JMN Keeping the filehandle open while monitoring a logfile, as done above, can cause logfile-rotation problems on at least some systems. On windows, if a logging process tries to rename the monitored file to the next file in the rotation, it can fail. Rename on windows is apparently implemented as a copy and delete, and deletes won't occur if a file is open for reading. (e.g Windows 'ren' command fails to do even the copy, gnu cygwin 'mv' utility does the copy only.)

The logging process may then start writing to the original logfilename from the beginning - thus you lose an entire logfile worth of data. According to the comments in this perl example of a tail utility: http://www.thbz.org/ppt/tail ; closing & reopening files many times a second is a viable option.
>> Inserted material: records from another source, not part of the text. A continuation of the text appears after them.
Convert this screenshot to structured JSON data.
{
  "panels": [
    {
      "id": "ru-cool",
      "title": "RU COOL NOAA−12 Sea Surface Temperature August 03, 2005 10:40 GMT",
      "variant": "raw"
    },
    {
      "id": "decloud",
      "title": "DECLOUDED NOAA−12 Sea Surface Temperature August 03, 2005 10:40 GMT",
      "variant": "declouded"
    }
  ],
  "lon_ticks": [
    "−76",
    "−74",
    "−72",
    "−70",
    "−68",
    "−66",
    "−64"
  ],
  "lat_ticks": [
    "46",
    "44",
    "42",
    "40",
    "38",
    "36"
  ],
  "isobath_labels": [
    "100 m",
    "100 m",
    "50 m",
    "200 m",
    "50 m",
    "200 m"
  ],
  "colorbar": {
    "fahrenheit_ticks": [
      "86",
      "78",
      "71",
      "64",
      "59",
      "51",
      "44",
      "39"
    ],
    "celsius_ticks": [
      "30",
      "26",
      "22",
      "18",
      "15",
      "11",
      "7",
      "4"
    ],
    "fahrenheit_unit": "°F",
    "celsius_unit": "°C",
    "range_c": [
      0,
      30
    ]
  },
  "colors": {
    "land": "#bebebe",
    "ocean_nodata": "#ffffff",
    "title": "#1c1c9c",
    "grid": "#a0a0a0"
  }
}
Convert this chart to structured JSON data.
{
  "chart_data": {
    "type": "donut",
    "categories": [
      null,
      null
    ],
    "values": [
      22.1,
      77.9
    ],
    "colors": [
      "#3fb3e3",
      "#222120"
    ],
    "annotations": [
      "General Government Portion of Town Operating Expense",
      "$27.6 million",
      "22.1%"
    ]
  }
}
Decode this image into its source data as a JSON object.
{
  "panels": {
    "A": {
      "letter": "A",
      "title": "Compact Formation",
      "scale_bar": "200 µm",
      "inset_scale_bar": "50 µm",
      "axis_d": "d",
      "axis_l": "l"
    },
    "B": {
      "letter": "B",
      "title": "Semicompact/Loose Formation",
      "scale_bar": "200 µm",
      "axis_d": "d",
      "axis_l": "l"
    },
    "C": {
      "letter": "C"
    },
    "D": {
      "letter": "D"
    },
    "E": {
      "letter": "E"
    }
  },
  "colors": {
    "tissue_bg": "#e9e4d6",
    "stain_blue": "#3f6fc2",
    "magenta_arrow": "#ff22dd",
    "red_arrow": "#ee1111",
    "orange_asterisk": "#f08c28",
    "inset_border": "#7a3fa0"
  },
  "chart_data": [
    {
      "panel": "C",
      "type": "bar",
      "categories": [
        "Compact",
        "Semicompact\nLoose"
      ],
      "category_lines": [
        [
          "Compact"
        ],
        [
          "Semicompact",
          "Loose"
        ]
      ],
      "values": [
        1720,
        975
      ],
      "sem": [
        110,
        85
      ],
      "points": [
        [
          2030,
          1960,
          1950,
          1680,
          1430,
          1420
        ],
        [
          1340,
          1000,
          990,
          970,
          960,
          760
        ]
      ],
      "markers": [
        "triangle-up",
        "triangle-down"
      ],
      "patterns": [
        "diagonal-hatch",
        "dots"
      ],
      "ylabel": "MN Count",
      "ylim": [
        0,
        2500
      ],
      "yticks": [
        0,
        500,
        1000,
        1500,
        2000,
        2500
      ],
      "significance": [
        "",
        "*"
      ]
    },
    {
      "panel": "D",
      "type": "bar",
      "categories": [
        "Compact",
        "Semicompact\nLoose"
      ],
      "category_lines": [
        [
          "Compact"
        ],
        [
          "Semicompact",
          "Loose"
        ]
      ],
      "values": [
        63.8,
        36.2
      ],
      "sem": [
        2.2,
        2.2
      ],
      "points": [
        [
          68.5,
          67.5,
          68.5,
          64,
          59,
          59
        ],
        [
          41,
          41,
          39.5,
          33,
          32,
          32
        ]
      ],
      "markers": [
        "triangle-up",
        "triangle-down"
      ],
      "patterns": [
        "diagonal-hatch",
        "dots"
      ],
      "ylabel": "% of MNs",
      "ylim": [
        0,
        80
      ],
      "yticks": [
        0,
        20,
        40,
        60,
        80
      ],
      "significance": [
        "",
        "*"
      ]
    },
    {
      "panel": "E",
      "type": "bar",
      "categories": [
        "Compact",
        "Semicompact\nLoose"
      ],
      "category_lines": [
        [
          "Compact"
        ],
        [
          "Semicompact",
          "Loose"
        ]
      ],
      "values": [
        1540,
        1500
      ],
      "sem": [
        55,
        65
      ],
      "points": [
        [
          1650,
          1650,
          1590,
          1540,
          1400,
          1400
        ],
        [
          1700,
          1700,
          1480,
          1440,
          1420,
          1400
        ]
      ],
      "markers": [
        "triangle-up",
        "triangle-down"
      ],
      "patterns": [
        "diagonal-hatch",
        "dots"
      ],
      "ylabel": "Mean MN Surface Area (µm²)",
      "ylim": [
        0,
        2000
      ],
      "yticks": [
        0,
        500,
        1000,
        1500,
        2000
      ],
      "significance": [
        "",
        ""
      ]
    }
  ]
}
This would certainly reduce the chance of a tail utility disrupting log-rotation - but I assume there is still a small possibility of it happening.

The only solution I could think of was to create a copy of the monitored file when you start tailing, and store the new chunks as they arrive - then if you detect a file shrinkage, but the subsequent filename in the log-rotation is missing you write your received data to the file you put aside, and rename it to the next logfilename. (but assuming what rotation naming scheme? logfilename1.log ? logfilename.log1 ? time-based?) This still leaves the possibility of losing a few lines at the end of the log if the logging process does a rotation straight after writing some lines and your tail polling interval is large enough to miss them.

Assuming no control over the logging process, what is the standard way of dealing with this in a tail-like program?

Presumably it's really the responsibility of the logger to do better checking during its rotation - but I don't trust all loggers to behave correctly - and I've already found one that doesn't. I hope I'm missing something obvious.. or am just plain mistaken in my understanding of what's going on.. is there a truly 'safe' way to monitor logfiles?